Microbial communities are typically large, diverse, and complex, and identifying the processes structuring them is a key challenge. While taxonomic diversity has long been used to explore competing hypotheses in ecology, the explosion in the availability of phylogenetic data provides a potentially more powerful framework than taxonomic diversity alone. On the other hand, we currently lack a general theoretical framework for understanding patterns of phylogenetic diversity. Sampling theory is a case in point: if we consider a local community of co-occuring organisms as a sample from a larger regional pool, taxonomic sampling theory provides us with an analytical framework to predict local patterns of diversity. In contrast, to compare local phylogenetic diversity with (for example) a null hypothesis of random sampling, we typically take random samples directly from a metacommunity tree. This 'brute force' approach scales extremely poorly with tree size, and we also need to repeat the process for each new hypothesis. Here, we address two questions: (1) can we develop a computationally-efficient, analytical phylogenetic sampling theory? (2) Applying this sampling theory to human microbiome data, what is the impact of metacommunity size on distinguishing different community assembly hypotheses, and does this impact vary across different body habitats?
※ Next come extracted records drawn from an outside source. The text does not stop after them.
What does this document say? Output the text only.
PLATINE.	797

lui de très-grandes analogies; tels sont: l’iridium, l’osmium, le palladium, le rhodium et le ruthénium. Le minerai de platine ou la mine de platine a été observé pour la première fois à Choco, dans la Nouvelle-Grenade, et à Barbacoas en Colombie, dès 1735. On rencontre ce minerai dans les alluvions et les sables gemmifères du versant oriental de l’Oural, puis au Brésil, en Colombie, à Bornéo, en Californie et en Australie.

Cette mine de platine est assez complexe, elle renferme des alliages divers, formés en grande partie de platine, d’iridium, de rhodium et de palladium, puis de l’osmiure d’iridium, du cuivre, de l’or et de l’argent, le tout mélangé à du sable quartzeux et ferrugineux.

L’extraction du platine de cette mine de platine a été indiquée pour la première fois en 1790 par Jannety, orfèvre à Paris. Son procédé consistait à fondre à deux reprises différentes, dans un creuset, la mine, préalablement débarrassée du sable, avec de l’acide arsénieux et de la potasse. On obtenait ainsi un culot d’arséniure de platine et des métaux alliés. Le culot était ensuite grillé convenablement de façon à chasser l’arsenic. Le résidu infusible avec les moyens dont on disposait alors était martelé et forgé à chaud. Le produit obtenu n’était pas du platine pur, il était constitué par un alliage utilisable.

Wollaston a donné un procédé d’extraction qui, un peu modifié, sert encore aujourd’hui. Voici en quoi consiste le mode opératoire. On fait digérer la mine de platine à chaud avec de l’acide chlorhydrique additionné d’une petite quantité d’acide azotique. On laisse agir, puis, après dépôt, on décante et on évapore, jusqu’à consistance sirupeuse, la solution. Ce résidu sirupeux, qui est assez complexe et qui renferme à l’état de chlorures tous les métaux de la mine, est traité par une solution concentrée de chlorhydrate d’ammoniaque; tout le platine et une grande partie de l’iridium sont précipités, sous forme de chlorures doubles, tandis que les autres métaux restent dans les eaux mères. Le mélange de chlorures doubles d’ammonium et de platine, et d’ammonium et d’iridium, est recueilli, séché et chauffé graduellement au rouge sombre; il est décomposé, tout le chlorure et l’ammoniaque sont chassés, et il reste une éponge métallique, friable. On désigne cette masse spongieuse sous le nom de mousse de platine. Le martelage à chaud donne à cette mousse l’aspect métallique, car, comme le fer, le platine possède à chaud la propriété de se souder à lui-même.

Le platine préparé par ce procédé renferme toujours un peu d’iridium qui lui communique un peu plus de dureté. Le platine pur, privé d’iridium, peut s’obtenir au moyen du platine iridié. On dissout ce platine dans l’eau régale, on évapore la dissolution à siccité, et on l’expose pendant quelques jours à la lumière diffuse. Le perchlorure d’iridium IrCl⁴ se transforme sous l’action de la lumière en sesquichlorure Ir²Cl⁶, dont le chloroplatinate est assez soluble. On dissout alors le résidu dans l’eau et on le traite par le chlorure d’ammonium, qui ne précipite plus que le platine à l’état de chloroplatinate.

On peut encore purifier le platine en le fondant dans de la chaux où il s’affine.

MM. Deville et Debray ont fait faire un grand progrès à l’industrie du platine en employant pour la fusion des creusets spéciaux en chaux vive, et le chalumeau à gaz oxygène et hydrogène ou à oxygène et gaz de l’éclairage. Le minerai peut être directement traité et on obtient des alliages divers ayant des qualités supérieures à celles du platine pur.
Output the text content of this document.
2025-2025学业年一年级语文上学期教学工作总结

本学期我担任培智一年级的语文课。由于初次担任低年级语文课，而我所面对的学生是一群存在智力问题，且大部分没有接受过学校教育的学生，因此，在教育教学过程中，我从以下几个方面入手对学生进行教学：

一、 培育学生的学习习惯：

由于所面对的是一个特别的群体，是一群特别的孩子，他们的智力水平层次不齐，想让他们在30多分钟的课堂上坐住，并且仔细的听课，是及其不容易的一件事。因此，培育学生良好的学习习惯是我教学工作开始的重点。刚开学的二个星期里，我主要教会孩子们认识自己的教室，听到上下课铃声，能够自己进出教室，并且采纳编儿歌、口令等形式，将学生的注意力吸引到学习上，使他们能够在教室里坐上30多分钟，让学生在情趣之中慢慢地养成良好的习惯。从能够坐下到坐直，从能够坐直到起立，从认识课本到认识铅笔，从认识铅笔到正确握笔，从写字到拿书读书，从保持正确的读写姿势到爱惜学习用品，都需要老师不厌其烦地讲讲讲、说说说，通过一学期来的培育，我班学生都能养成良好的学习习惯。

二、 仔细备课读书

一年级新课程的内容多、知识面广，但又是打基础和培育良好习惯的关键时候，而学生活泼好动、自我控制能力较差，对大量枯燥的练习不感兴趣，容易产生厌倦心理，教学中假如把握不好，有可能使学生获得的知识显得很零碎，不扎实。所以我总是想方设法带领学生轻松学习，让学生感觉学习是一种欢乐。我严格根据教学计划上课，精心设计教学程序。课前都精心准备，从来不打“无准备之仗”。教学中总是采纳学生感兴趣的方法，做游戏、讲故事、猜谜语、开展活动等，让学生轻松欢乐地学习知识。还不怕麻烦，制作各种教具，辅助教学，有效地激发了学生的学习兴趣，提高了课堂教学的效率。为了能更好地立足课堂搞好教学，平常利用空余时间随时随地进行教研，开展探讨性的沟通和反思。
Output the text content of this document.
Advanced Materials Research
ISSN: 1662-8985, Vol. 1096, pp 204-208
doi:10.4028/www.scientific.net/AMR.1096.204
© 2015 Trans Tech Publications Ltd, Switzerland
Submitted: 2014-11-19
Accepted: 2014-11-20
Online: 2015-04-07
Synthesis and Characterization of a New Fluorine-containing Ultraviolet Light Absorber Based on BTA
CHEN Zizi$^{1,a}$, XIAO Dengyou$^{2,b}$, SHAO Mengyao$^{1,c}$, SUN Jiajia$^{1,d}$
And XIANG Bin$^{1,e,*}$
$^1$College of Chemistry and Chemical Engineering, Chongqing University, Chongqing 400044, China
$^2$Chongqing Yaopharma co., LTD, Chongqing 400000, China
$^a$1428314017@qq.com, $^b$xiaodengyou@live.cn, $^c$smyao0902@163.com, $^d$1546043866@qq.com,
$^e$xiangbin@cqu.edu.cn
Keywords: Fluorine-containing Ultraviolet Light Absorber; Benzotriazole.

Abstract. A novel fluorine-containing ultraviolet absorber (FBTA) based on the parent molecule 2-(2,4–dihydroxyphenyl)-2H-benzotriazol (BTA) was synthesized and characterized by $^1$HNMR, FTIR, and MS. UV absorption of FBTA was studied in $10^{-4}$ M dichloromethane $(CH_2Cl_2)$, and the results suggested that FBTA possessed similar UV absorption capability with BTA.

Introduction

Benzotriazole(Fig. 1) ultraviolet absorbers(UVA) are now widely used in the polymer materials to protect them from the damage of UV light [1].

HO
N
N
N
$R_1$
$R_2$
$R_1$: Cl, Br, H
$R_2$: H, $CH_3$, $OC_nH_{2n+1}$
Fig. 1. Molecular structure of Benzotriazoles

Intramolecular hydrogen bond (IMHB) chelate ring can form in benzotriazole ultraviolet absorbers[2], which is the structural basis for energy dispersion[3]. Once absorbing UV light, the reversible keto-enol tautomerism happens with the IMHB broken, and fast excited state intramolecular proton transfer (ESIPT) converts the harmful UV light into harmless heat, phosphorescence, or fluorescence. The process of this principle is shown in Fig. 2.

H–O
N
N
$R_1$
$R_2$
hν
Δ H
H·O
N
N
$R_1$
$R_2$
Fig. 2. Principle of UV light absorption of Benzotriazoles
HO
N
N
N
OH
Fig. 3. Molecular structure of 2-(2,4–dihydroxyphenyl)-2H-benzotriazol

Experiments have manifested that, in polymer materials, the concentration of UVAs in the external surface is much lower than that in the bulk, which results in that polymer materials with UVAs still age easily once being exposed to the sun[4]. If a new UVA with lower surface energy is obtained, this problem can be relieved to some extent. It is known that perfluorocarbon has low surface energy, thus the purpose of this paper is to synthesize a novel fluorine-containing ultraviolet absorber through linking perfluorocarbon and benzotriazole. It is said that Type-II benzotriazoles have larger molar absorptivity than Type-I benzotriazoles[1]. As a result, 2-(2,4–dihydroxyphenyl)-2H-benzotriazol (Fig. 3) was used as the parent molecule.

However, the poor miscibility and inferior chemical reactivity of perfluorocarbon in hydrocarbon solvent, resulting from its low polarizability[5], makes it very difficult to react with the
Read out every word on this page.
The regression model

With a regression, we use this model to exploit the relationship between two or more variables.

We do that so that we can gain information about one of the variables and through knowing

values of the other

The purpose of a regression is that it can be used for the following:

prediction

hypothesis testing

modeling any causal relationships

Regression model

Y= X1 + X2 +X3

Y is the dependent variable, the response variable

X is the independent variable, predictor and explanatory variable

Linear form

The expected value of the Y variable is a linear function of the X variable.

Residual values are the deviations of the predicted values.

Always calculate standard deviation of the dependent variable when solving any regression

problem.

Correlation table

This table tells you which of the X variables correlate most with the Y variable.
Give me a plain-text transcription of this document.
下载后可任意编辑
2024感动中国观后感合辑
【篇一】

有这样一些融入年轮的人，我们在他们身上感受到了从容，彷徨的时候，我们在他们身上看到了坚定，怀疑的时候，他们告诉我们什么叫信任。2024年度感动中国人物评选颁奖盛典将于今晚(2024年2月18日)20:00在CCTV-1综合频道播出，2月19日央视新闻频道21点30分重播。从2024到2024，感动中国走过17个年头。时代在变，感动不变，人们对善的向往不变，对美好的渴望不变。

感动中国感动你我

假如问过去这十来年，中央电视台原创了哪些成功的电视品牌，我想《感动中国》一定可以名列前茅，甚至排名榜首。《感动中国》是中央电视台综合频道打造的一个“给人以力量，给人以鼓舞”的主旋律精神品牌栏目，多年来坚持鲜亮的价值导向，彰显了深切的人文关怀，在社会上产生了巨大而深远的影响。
We adapt mathematical methods from taxonomic sampling theory, and at the center of our approach is a novel phylogenetic analogue of the Species Abundance Distribution, which we term the Edge-length Abundance Distribution (EAD). Computing the EAD for a given metacommunity tree, we can make predictions for local phylogenetic diversity under multiple hypotheses, including environmental filtering (consistent with clustered sampling), local competitive exclusion (consistent with overdispersed sampling), and random sampling.
Results/Conclusions
We present our new phylogenetic sampling theory, and find that the Edge-length Abundance Distribution takes a power-law form across multiple, distinct microbial communities. Focusing on publicly-available human microbiome data, we use our sampling theory to test the impact of the choice of metacommunity and local community on various community assembly hypotheses. For some habitats we find that local diversity is consistent with overdispersed sampling for one choice of reference community, but consistent with clustered sampling when using a larger reference metacommunity, demonstrating a clear impact of metacommunity scale. Overall, our approach provides a new starting point to explore multiple community assembly hypotheses for large microbial communities.